Christian Auner wrote:

>On Wed, 01 Dec 2004 22:38:46 +1100, John Monro
><johnmonro@delete.optusnet.com.au> wrote:
>
>John,
>  
>
>>Chris,
>>A few points:
>>
>>  1. The ratio is less than 1.000 only because the input instantaneous
>>     level is less than 1.000 for most of the cycle.
>>    
>>
>
>Of course, yes.
>
>  
>
>>  2. The modulator would generate a  value of 2/pi only under
>>     conditions where all the bits generated in the course of one
>>     half-cycle contributed to one single output-sample.  In other
>>     words, when the signal is right at the Nyquist limit 2fs.  (fs =
>>     output sample rate).
>>  3. The output could approach 1.000 if a square-wave analog signal was
>>     applied.
>>    
>>
>
>Yes, but the information is not lost. The information is not present
>in a single output-sample but in sequence of output-samples. Same is
>true if you consider a signal slightly below the reference voltage.
>The modulator can't represent that value instantaneously, however the
>information is stored in the integrator and will contribute to the
>following output-samples.
>
>[...]
>
>  
>
>>In view of all this, I think my original comment still stands:
>>
>>   "A problem I can see relates to the fact that the  modulator
>>   delivers all 1s  when the analog input is at a level of 1.000.    It
>>   follows that if the input ever exceeds 1.000 then the modulator can
>>   not represent this higher value because it can't do any better than
>>   continue outputting all 1s.  The result is clipping in the
>>   reconstructed waveform."
>>    
>>
>
>No, it is not always required to reconstruct the waveform.

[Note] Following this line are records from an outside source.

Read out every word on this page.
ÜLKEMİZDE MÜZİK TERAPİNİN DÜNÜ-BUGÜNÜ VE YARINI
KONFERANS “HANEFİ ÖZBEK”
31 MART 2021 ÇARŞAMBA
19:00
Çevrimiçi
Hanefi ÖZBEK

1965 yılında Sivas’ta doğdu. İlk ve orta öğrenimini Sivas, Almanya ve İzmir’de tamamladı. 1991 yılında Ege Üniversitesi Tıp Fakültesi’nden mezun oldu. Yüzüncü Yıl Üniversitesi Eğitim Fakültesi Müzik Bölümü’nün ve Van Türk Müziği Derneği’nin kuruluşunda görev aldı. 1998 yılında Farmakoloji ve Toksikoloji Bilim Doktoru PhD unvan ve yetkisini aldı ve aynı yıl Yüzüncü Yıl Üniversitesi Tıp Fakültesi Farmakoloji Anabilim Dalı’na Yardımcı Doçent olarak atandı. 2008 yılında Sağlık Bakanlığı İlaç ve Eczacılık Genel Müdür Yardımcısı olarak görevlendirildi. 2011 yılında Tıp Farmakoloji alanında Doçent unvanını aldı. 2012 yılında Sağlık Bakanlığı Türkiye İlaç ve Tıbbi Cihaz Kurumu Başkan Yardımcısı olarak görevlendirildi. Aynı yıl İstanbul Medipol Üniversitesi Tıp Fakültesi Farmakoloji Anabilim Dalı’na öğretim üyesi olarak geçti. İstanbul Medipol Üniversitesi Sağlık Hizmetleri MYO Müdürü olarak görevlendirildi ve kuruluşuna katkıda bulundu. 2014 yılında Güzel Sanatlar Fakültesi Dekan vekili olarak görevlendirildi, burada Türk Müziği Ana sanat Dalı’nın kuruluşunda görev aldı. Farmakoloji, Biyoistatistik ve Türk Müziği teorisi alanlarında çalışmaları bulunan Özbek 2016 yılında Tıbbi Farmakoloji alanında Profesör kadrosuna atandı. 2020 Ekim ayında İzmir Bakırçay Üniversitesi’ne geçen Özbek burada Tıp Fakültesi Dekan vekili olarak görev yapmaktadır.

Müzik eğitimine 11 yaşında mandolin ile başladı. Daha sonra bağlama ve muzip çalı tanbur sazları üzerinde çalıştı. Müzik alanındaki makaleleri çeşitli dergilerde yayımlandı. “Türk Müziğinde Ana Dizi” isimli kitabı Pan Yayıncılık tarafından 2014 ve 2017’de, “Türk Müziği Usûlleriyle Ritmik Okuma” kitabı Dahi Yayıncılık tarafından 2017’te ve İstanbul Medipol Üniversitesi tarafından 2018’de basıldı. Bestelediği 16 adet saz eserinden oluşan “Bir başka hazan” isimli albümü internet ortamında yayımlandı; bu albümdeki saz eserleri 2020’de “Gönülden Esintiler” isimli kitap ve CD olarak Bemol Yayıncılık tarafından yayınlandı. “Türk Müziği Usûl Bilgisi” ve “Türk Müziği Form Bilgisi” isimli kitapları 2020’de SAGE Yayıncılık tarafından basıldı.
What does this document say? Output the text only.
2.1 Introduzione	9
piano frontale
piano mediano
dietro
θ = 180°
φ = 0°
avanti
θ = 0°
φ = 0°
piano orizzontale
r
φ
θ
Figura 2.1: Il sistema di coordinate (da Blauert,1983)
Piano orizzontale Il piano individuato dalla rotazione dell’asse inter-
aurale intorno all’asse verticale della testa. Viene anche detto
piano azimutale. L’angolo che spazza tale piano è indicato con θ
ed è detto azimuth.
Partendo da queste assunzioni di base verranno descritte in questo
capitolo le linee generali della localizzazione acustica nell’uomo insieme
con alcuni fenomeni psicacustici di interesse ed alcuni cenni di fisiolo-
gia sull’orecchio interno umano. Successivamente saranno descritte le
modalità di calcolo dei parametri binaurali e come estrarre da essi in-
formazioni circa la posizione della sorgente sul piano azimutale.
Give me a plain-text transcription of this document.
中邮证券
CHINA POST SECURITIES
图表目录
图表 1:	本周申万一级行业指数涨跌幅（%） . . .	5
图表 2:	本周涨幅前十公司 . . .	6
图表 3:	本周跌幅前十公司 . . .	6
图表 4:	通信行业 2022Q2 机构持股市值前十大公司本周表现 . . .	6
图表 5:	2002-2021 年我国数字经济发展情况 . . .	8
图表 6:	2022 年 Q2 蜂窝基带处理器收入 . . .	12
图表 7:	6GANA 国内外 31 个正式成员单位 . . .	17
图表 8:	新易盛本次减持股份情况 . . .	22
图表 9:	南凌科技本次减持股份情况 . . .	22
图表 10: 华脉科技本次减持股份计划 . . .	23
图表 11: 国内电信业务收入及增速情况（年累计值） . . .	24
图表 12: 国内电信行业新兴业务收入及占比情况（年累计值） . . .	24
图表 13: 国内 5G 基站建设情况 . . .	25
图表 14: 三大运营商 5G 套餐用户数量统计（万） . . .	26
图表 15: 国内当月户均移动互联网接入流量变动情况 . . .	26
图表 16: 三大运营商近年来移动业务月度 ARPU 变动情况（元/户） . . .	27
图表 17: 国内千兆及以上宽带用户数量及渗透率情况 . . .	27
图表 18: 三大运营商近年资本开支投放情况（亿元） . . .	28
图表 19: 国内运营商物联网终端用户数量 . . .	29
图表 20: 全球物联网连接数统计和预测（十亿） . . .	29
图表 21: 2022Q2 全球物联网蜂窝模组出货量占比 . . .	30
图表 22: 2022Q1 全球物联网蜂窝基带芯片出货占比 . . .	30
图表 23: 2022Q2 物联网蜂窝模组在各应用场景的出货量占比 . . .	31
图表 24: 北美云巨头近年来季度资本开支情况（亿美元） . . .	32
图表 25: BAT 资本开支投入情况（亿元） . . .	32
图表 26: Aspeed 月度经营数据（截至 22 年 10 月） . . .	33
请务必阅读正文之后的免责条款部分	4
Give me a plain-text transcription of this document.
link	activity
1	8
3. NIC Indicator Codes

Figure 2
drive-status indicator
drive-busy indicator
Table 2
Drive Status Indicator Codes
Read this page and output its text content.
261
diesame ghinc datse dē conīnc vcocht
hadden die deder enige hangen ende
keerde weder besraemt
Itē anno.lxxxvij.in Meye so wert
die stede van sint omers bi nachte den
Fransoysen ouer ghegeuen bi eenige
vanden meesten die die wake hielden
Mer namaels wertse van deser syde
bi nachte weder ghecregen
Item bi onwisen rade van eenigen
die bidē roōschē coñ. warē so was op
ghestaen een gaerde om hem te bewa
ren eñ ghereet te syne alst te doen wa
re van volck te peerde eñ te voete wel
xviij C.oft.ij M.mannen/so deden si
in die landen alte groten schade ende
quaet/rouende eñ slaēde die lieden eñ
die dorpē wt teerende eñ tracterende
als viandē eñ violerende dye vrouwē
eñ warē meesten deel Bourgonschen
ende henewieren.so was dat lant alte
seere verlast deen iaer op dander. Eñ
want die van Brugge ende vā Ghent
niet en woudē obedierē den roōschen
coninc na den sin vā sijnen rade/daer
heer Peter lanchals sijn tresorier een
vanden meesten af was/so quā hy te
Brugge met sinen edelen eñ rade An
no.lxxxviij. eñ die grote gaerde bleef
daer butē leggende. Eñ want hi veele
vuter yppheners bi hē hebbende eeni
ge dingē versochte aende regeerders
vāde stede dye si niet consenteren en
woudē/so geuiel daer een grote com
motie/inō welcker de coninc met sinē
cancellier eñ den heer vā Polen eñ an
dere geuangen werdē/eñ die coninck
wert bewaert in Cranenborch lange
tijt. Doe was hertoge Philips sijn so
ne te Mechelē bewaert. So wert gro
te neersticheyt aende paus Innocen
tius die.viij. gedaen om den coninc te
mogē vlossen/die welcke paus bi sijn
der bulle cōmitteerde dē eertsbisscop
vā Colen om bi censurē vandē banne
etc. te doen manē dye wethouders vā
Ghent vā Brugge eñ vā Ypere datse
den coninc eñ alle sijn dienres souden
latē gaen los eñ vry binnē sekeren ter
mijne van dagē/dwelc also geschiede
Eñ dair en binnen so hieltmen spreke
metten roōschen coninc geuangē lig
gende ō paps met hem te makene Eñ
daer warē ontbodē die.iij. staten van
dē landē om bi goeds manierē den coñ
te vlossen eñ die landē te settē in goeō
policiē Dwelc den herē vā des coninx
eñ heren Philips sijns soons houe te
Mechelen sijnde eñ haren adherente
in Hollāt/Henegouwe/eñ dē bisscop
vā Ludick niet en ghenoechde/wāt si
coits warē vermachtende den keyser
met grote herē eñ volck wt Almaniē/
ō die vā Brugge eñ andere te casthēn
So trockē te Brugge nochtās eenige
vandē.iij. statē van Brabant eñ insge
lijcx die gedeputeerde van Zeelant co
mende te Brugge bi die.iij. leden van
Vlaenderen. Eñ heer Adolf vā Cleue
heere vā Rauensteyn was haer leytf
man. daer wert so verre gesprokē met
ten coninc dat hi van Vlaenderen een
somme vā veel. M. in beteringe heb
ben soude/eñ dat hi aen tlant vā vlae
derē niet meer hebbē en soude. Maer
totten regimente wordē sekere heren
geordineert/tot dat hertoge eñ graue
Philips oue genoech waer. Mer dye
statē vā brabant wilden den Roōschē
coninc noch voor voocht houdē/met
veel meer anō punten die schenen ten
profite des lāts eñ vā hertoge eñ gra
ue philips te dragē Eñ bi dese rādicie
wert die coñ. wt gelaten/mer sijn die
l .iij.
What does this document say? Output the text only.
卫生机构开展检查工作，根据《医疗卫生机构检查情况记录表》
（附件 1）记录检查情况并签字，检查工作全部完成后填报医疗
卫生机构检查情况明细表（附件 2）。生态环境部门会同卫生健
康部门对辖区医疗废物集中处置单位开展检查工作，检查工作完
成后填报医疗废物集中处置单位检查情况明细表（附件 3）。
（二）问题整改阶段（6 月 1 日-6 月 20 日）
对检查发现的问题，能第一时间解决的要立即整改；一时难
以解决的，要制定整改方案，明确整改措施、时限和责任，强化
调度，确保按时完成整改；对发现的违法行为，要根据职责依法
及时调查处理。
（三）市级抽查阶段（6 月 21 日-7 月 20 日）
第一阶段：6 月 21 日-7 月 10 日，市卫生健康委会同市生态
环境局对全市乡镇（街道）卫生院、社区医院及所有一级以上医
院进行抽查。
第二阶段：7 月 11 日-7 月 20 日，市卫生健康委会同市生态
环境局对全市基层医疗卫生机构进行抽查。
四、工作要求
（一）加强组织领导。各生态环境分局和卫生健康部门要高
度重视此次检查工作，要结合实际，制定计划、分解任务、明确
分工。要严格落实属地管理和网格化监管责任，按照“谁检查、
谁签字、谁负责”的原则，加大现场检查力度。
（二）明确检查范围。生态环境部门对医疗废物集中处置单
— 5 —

The output
>will always represent the area under the signal with the cumulative
>error beeing the state of the integrator.
>
>
>Chris
>  
>
Chris,
Apologies for an error in my posting.  Instead of 2fs for the Nyquist 
limit I should have written (1/2)fs.

Regarding your comments, we are discussing the multi-bit samples that 
come out of the decimator following the basic modulator.  One of these 
samples represents the average input-signal level during the time it 
takes the modulator to produce a large number of single-bit outputs..  
If the input waveform happens to have peaked at +1.000 for the whole of 
this time, the modulator will be producimg a string of single-bit values 
each having a value of logic 1.

There will be a cumulative error when the input signal is slightly less 
than 1.000.  This will cause the modulator to produce an occasional 
logic 0 among the logic 1s, but the cumulative error from one multi-bit 
output sample to the next has a maximum value of only one 
least-significant bit.  In no way is there any sort of summation over 
the whole of one cycle of the input signal, (except for very high input 
frequencies, as I noted.)

For an input of 1.000, the multi-bit sample that come out of the 
decimator will have a value equal to the highest number that can be 
represented with that number of bits.  It will not be able to exceed 
that value, no matter what the input signal does.

Regards,
John